Monday, 12 March 2012

Samanea


You might think that the greatest highlights of this job would be the blue whales, the tigers, the macaw licks and the sobbing indris, and it’s true that these are highlights beyond price; but for me the biggest highlight of this job is working with my in-country colleagues. Be it Dhammi in Sri Lanka, Claude in Madagascar, Leo in Bolivia, Sujan and Imran in northeast India or, as this coming week, Harish in northern and central India, it is always a profound privilege to work with and learn from these fine naturalists and charming ambassadors for their welcoming countries. Today I have said farewell to my Blue Whales and Leopards group and with them Dhammi: a quiet man but underneath his self-effacing efficiency is a heart which beats with love for Sri Lankan wildlife, respect for his fellow Sri Lankans and a great desire for everyone who visits to see what a wonderful country this is. Thank you Dhammi; I'm looking forward to working with you next year.

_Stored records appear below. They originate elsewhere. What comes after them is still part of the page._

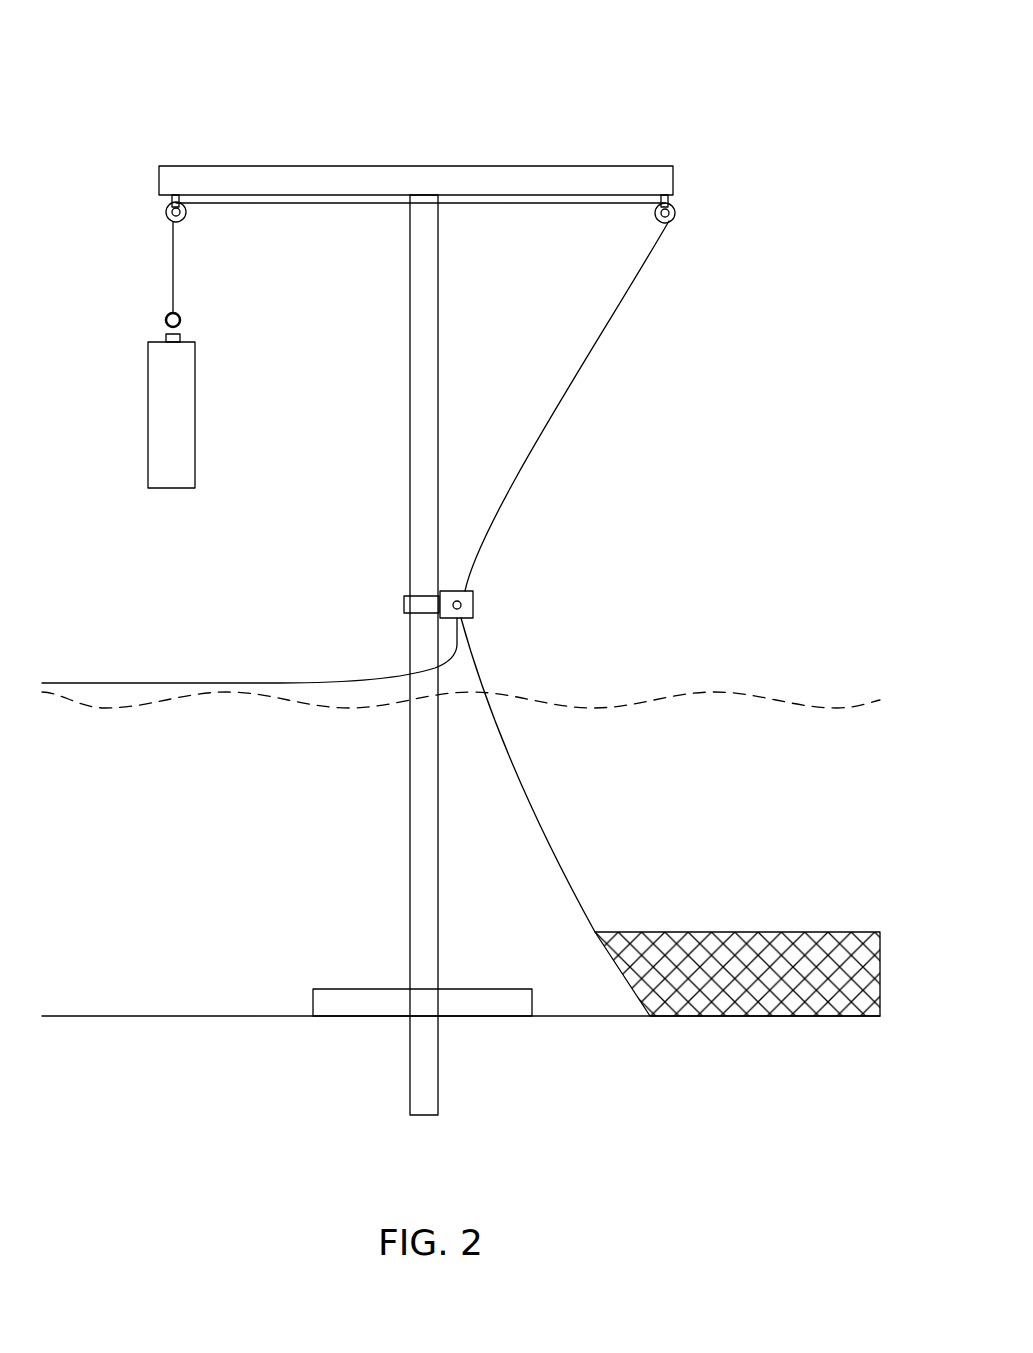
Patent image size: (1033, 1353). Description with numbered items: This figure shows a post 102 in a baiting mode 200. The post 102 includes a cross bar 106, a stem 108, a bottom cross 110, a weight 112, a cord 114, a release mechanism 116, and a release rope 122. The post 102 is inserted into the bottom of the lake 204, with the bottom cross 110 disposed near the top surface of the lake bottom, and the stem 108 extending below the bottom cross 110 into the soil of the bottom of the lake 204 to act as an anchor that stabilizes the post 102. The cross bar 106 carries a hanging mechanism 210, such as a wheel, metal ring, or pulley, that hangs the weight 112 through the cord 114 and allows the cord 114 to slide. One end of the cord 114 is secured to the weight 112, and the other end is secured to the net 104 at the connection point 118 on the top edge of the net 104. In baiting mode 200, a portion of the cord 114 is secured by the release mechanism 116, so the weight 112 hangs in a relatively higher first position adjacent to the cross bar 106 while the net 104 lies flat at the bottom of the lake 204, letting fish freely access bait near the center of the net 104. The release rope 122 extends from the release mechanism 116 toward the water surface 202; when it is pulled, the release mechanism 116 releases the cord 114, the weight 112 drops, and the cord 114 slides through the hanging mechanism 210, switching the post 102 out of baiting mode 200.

The baiting mode 200 is at (220, 85).
The post 102 is at (654, 357).
The net 104 is at (746, 932).
The cross bar 106 is at (503, 166).
The stem 108 is at (440, 338).
The bottom cross 110 is at (352, 989).
The weight 112 is at (196, 389).
The cord 114 is at (553, 407).
The release mechanism 116 is at (474, 600).
The connection point 118 is at (596, 932).
The release rope 122 is at (95, 683).
The water surface 202 is at (690, 690).
The bottom of the lake 204 is at (188, 1016).
The hanging mechanism 210 is at (674, 207).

To India again today. I’ll lurk for a few hours in the lobby of my Sri Lankan airport hotel (thank goodness for wifi and for Alan Bennett), then I’ll fly to Mumbai airport and lurk there through the night. Finally, at dawn, I’ll fly to Nagpur to sit out the couple of days before Harish and my Tiger Direct Tadoba extension group arrive. Nagpur, in my experience, has little to recommend it, though it is the orange-growing capital of India, the geographical centre of the peninsula, and the site of a mass conversion of dalits to Buddhism in 1956, to escape the bonds of the Hindu caste system. This was promoted by the celebrated political activist Bhimrao Ramji Ambedkar and in his honour the airport in Nagpur is named.

Daffodils are in flower in my sister’s garden in Norwich and here, outside my hotel room, blooms a pink-silk Samanea tree, a close relative of the gnarled penoco in our barrio in Santa Cruz de la Sierra, under which during my ten years there I waited thousands of times for my bus to town.

                                     Dwarf daffodils in my sister's Norwich garden

P.S. My hunch that our last two leopards in Yala were a courting pair turned out to be right; in the evening they were seen to mate.